How To Grill The Perfect Sausage
I love sausages and grilling them has to be one of the best ways to cook them but so often I’ve been to a barbecue party and found and absolute culinary disaster verging on a health risk
Let’s get one thing straight before we go any further and that is just because you’re having a barbecue, it doesn’t mean you have to serve poor quality sausages. So many times I’ve heard friends say “I’ve bought cheap sausages because we’re only going to burn them anyway”. Don’t accept the inevitability of it, if you buy poor quality, they will be full of fat which will spit and cause flare ups ending up with a burnt offering. There is an alternative way.
Accept the challenge, it is possible to cook a good tasty sausage on a barbecue grill and to make it easy for yourself you must start with a good quality sausage. For sure one of the fundamentals of any sausage is fat and the cooking process is effectively boiling the contents in the fat so there’s always going to be some spitting of fat but your task is to manage this.
What makes a well cooked sausage? For me it’s:-
- A crispy texture to the skin
- Light caramelization to sweeten the meat flavor
- Succulent moist meat inside
One cooking method I have heard of is to pre-cook the sausage in water first to help disperse the fat so there’s less fat to spit (and so burn the sausage) when grilling but I don’t like this because it means less time on the grill to get the crispy caramelized skin that adds so much of the flavor. Maybe if you are a novice it’s worth having a pop but here’s my guide to how to cook the best sausage.
If using charcoal, be patient. You need grey / white coals that have well bedded down. If there’s any sign of black on the charcoal you’ll be susceptible to flare ups. If you’re cooking a number of things, put the sausages on last when everything is starting to die down. If you’ve got a gas grill then sausages should be cooked on low, in fact a low light under the searing plate is an excellent way.
Don’t prick the sausage. The whole idea is for the meat to cook in the fat and if you prick the sausage the fat simply runs out and the meat dries up – not to mention the fact that you’re inviting the fat onto the fire and encouraging further opportunity for flare ups and burnt offerings.

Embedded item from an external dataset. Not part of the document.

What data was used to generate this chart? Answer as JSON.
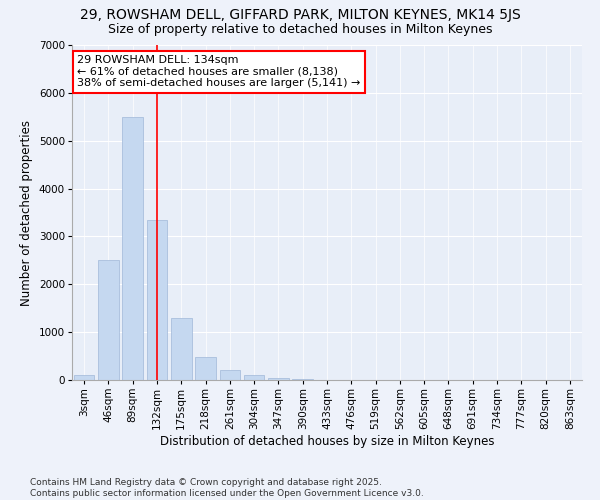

Cook the sausages as individual units, this makes them easier to handle and you can be sure that they cook on all sides. It may seem easier to use a basket so that you can turn more sausages at one time but I prefer not to because you only get to cook the sausage “top and bottom” and I think that you miss the opportunity to crisp up the skin all over and it’s also easier to serve a sausage that appears well done on the surface yet is undercooked inside.
To avoid an undercooked sausage you can of course use a temperature probe, generally you’re looking for an internal temperature of 165°F to consider the sausage cooked.
Don’t continually turn the sausages. Give them change to cook, take on color and caramelize on each side. Despite a sausage being round in cross section I typically look on a sausage as having four sides and cook accordingly. It is however sometimes difficult to cook on “all four” sides because your sausage is particularly bent. The best way to straighten a sausage is to use heat so place the sausage on the grill with the exterior curve directly over the heat first, the skin and meat on this side of the sausage will contract and it will straighten out.
I heard one gentleman talking about frying a sausage and recommending you place the sausage in the pan on a very low heat and cook slowly for two hours. Whilst I’m not recommending this length of time for the grill I hope it emphasizes the point that low and slow is the way to go.